Wednesday, July 27, 2011

FAA shutdown could cost 4X as many jobs as were created in June


So anti-union he'll force his constituents to lose their jobs. 
You'd think that even extremist politicians in Washington would hesitate to do something that threatens 90,000 jobs in the U.S. Especially when recovery from the Great Recession is so weak that only 18,000 American jobs were created in June. But you'd be wrong. The Republican leadership in Congress is so desperate to please certain airline CEOs that they forced a partial shutdown of the Federal Aviation Administration.  

According to the IBT,
An estimated 90,000 construction and agency jobs are at risk because of the partial FAA shutdown. Four thousand FAA workers were furloughed over the weekend. Construction workers are losing their jobs in dozens of airports. The FAA has issued more than 60 stop orders. Work on new control towers has stopped at LaGuardia Airport; Las Vegas; Palm Springs, Calif.; Oakland, Calif.; Wilkes-Barre, Pa.; Traverse City, Mich.; Kalamazoo, Mich.; and Gulfport, Miss.
Reports the Associated Press:
"It's frustrating," said Mike MacDonald, regional vice president of an FAA union representing nearly 1,200 engineers, architects, technicians and other workers who have been furloughed. "Why are we being used as pawns in this political game that has nothing to do with us?"
Most of his union's members "are like me - middle-aged with mortgages, kids in college and car loans," said MacDonald, 54, who has also been laid off. "It's scary."
Teamsters President Jim Hoffa says the impasse is "disgraceful."
The Republican leadership is trying to please certain airline CEOs who aim to weaken workers’ rights. It’s disgraceful for elected officials to force Americans out of work, let alone force them out of work in order to take away their democratic rights.
Here's what happened: For several years, Congress hasn't been able to agree on a long-term budget plan for the FAA because the House and the Senate can't agree on a bill. So Congress just votes to extend the previous budget authorization for another few months to keep the agency running.
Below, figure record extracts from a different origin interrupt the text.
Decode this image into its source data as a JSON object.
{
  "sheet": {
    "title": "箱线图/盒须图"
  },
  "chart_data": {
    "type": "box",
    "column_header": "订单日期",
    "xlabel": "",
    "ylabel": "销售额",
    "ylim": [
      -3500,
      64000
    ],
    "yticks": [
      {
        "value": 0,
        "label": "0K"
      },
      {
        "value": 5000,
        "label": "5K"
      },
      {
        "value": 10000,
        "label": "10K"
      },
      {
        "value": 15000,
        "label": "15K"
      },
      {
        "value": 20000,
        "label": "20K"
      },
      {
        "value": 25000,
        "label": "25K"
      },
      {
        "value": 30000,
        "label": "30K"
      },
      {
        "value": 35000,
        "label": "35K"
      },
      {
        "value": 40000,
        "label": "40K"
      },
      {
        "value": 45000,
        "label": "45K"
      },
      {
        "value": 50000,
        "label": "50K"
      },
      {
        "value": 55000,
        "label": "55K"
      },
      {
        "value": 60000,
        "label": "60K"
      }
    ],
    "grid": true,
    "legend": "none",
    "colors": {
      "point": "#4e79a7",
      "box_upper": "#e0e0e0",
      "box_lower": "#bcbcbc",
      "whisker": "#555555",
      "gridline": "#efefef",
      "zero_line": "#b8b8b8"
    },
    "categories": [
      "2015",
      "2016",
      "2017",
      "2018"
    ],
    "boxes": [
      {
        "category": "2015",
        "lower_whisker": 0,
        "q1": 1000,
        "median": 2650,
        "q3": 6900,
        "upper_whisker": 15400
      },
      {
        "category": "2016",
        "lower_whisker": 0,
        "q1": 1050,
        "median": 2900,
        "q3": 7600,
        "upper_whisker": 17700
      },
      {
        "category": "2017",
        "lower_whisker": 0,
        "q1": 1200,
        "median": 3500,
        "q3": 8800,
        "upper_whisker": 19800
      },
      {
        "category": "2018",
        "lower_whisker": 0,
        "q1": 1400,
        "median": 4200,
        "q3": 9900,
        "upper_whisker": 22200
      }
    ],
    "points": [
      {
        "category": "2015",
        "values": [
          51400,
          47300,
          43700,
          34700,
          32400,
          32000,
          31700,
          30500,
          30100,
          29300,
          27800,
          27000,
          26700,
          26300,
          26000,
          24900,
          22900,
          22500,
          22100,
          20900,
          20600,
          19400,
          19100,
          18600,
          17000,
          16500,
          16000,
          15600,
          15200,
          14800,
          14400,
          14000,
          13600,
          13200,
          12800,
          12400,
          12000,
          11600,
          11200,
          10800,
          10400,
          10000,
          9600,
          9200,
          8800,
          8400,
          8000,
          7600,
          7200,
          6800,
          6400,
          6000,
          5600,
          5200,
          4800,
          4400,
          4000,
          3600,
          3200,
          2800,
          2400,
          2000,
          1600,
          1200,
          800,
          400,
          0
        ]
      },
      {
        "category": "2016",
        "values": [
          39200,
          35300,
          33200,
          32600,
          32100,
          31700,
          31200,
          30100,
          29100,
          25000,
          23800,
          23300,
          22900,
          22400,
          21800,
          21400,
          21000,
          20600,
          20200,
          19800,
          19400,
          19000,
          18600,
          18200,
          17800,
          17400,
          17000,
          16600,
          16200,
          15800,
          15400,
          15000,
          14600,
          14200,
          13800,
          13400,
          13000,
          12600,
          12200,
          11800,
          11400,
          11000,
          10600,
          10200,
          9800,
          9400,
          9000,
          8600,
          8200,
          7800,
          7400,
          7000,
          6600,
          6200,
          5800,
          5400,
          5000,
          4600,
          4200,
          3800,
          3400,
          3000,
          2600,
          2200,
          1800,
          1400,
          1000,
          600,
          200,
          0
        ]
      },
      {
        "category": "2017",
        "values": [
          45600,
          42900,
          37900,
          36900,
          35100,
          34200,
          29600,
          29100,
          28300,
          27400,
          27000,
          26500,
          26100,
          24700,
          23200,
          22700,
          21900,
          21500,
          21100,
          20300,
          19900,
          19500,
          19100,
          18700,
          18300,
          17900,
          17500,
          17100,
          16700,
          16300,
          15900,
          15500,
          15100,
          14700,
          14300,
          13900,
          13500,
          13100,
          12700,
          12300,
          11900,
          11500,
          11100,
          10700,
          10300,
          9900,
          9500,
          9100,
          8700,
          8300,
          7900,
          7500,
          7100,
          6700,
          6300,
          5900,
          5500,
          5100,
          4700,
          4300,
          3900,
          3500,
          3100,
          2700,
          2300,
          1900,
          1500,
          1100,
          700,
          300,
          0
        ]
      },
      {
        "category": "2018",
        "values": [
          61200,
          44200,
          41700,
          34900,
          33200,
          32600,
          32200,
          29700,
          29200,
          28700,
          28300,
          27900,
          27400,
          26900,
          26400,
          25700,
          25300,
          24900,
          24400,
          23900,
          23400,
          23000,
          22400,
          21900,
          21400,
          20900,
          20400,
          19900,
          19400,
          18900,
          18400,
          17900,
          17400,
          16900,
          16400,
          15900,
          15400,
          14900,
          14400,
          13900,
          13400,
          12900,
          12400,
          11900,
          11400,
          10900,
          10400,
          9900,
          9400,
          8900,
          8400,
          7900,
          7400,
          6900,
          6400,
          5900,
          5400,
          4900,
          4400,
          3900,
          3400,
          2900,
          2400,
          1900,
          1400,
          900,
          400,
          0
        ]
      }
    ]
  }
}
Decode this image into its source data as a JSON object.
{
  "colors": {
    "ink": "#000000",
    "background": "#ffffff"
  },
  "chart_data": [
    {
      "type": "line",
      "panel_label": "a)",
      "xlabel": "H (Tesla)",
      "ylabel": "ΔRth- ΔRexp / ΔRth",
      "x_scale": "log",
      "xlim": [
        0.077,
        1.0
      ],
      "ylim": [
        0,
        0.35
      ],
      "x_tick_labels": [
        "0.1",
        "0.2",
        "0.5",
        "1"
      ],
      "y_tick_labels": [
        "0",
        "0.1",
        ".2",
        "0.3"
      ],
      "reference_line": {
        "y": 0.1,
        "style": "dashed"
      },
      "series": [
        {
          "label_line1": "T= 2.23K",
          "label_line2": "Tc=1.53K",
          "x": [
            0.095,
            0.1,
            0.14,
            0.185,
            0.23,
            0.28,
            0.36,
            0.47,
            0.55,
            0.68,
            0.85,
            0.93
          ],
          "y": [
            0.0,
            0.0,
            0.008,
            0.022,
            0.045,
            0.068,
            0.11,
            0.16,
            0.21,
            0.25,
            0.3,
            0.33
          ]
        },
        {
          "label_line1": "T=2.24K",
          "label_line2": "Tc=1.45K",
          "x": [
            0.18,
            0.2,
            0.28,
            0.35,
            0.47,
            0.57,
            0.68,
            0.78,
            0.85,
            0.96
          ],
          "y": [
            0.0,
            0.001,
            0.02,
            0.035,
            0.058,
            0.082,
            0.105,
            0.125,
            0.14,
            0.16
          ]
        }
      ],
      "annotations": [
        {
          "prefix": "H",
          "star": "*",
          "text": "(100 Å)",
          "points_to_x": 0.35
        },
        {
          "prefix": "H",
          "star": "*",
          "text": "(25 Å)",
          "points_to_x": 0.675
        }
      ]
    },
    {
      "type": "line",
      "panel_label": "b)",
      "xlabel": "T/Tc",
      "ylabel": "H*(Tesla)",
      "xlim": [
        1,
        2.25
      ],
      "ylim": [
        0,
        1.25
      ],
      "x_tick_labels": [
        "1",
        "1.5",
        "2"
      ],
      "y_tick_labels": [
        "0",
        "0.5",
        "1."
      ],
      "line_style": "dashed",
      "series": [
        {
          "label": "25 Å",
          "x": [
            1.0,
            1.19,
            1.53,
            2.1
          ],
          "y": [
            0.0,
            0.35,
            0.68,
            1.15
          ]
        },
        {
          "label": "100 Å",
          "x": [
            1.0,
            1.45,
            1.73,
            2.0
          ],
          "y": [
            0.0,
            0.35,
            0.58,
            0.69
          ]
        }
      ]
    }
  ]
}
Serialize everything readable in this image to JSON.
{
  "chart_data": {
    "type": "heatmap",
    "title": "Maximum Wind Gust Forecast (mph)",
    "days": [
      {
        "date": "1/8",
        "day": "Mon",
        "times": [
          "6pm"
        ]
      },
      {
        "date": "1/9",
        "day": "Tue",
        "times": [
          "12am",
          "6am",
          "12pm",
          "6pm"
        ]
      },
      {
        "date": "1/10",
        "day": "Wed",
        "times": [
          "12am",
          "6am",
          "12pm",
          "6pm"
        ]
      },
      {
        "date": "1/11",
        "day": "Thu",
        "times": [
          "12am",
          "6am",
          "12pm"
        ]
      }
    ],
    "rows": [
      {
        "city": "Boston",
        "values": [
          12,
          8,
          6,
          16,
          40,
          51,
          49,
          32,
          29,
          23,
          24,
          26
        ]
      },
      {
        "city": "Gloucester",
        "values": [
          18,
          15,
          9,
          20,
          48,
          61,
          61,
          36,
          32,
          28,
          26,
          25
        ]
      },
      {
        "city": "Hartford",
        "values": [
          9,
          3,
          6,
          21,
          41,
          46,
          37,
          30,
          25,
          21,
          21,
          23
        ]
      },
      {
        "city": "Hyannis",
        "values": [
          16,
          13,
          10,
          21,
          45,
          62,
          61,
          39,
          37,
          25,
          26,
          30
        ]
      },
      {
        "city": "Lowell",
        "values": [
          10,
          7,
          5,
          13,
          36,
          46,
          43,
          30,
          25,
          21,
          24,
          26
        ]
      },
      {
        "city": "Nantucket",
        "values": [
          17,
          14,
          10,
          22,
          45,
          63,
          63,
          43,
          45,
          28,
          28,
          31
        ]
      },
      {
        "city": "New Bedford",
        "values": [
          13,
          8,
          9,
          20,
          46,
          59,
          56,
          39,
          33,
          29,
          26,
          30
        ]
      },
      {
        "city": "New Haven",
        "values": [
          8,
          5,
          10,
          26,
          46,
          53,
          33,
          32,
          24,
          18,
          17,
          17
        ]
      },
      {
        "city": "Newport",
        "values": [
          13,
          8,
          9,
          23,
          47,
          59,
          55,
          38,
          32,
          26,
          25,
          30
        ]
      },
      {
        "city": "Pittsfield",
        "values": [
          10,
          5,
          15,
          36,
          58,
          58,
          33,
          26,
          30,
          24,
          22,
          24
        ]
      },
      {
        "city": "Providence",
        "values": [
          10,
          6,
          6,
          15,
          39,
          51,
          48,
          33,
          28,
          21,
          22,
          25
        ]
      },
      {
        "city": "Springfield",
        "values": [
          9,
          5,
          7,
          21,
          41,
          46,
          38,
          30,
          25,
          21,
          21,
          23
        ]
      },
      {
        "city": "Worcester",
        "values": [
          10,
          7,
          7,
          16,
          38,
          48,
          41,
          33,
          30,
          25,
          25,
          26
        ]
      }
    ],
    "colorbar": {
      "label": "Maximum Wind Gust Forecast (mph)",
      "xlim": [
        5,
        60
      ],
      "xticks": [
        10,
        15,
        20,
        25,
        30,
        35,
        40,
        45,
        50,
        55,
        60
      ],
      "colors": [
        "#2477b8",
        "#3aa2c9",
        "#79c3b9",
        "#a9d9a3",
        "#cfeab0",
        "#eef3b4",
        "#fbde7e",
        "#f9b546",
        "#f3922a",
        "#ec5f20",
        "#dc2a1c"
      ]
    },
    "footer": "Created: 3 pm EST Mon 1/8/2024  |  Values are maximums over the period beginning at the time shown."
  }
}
After the Republicans won control of the House in November, they passed an FAA spending bill that makes it harder for airline workers to form a union.

So then Rep. John Mica, the Florida Republican pictured above, changed the House version of the FAA extension to cut off funding for air service to small communities. He did it so Republican lawmakers could pretend that was the real reason they're forcing the partial FAA shutdown. (At least they're trying to hide their anti-worker agenda now).

Laura Clawson at Daily Kos explains:
Republicans are threatening these rural airports in order to get their way on the real issue: union rights for airline workers.
Here's the IBT on the reason for the shutdown: 

A dispute between the House and Senate over air service for small communities is masking the real reason lawmakers can’t agree on funding the FAA. Republicans want to repeal a commonsense change in the union election rule implemented by the National Mediation Board last year. The rule no longer counts absent voters as “no” votes. As a result, union elections are now just like every other election in a democracy. But because Republican leaders oppose workers’ rights, safety and modernization projects are halted and people are losing their jobs.
Here's how nuts these anti-worker politicians are: Orlando International Airport has plans to rehabilitate a major taxiway. But those plans are on hold now because Mica prefers pleasing anti-union CEOs to keeping his constituents working.

Says Hoffa,
It appears to be too much to ask the Republican leadership to uphold simple fairness in elections, keep people working and modernize our aviation system. They themselves wouldn’t be in office, if the rule they wanted in place applied to their own elections.